Mutations were missense (4), and frameshift (2), five being new mutations. All reported variants are clustered in the large exon 1 of the gene, corresponding to the extracellular cadherin domain of the PCDH19 protein. Extracellular domains of protocadherins are crucial for normal function (Sano et al., 1993). Based on alignment score, all the variants described affect highly conserved amino acids in the protein (Fig. 4) and probably cause loss-of-function of the mutated allele. The p.Asn340Ser and p.Asp320GlyfsX22 mutations affect residues belonging to conserved calcium binding motifs (Patel et al., 2006). In particular, amino acid 320 seems to play a crucial role in the calcium domain, so these substitutions can either affect the calcium binding activity or alter the PCDH19 extracellular structure, other than causing a premature protein termination. Residues p.Leu433Pro, p.Gln434GlufsX11, p.Gly513Arg, and p.Pro236Ser are strongly conserved among δ1 and δ2 PCDHs suggesting a critical role in protein function. These mutations might be predictive of a more severe course than others: Indeed the three patients with associated mental retardation carried such mutations (see Table 1).

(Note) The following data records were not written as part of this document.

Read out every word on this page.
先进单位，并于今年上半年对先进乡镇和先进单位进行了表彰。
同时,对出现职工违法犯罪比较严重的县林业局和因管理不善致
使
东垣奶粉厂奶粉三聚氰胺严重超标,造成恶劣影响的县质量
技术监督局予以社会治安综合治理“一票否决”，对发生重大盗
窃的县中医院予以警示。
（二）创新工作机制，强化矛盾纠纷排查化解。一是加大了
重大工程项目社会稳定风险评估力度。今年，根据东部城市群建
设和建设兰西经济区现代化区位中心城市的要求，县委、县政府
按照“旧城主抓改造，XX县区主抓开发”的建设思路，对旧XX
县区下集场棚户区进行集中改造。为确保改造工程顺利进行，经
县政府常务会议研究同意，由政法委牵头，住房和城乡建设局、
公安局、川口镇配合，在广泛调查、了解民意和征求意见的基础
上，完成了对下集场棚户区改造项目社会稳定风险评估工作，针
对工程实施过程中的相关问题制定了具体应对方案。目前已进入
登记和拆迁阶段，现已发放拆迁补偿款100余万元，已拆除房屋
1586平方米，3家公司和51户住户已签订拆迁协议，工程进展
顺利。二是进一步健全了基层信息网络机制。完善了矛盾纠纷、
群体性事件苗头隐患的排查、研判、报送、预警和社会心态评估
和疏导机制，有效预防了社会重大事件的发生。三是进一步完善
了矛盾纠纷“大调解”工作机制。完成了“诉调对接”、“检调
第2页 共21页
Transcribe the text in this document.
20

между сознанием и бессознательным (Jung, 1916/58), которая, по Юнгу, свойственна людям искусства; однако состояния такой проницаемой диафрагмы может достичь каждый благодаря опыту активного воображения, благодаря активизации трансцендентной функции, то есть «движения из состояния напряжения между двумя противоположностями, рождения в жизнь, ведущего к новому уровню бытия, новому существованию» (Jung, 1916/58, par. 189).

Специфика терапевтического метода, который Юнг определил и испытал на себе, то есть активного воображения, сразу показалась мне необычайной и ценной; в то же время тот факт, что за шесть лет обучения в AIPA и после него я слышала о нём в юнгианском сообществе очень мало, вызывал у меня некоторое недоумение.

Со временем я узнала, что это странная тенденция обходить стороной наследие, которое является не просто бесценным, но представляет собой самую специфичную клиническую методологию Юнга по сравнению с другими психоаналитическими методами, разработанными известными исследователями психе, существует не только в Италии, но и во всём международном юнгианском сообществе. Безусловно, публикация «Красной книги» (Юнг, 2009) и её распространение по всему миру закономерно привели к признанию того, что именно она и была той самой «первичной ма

The increasing reports of female patients carrying PCDH19 mutations will allow better phenotype–genotype correlations. The phenotypic spectrum is likely wider than currently known, and more patients need to be screened before the whole picture is clarified. Our findings emphasize that female patients with epilepsy beginning in infancy or early childhood, with clusters of febrile or afebrile, focal, or generalized seizures, with or without cognitive impairment or autistic features, are potential mutation carriers. PCDH19 mutations appear to cause a “stormy” seizure onset, often related to febrile episodes. Clusters of seizures tend to recur frequently during the first years of life; still seizure severity does not clearly correlate with the development and degree of cognitive deficits. Other genetics factors might come into play to “rescue” the phenotype into mild epilepsy in some patients. A molecular diagnosis is important for patient’s management, prognostic predictions, and genetic counseling.
The authors have no conflicts of interest to declare. We confirm that we have read the Journal’s position on issues involved in ethical publication and affirm that this report is consistent with those guidelines.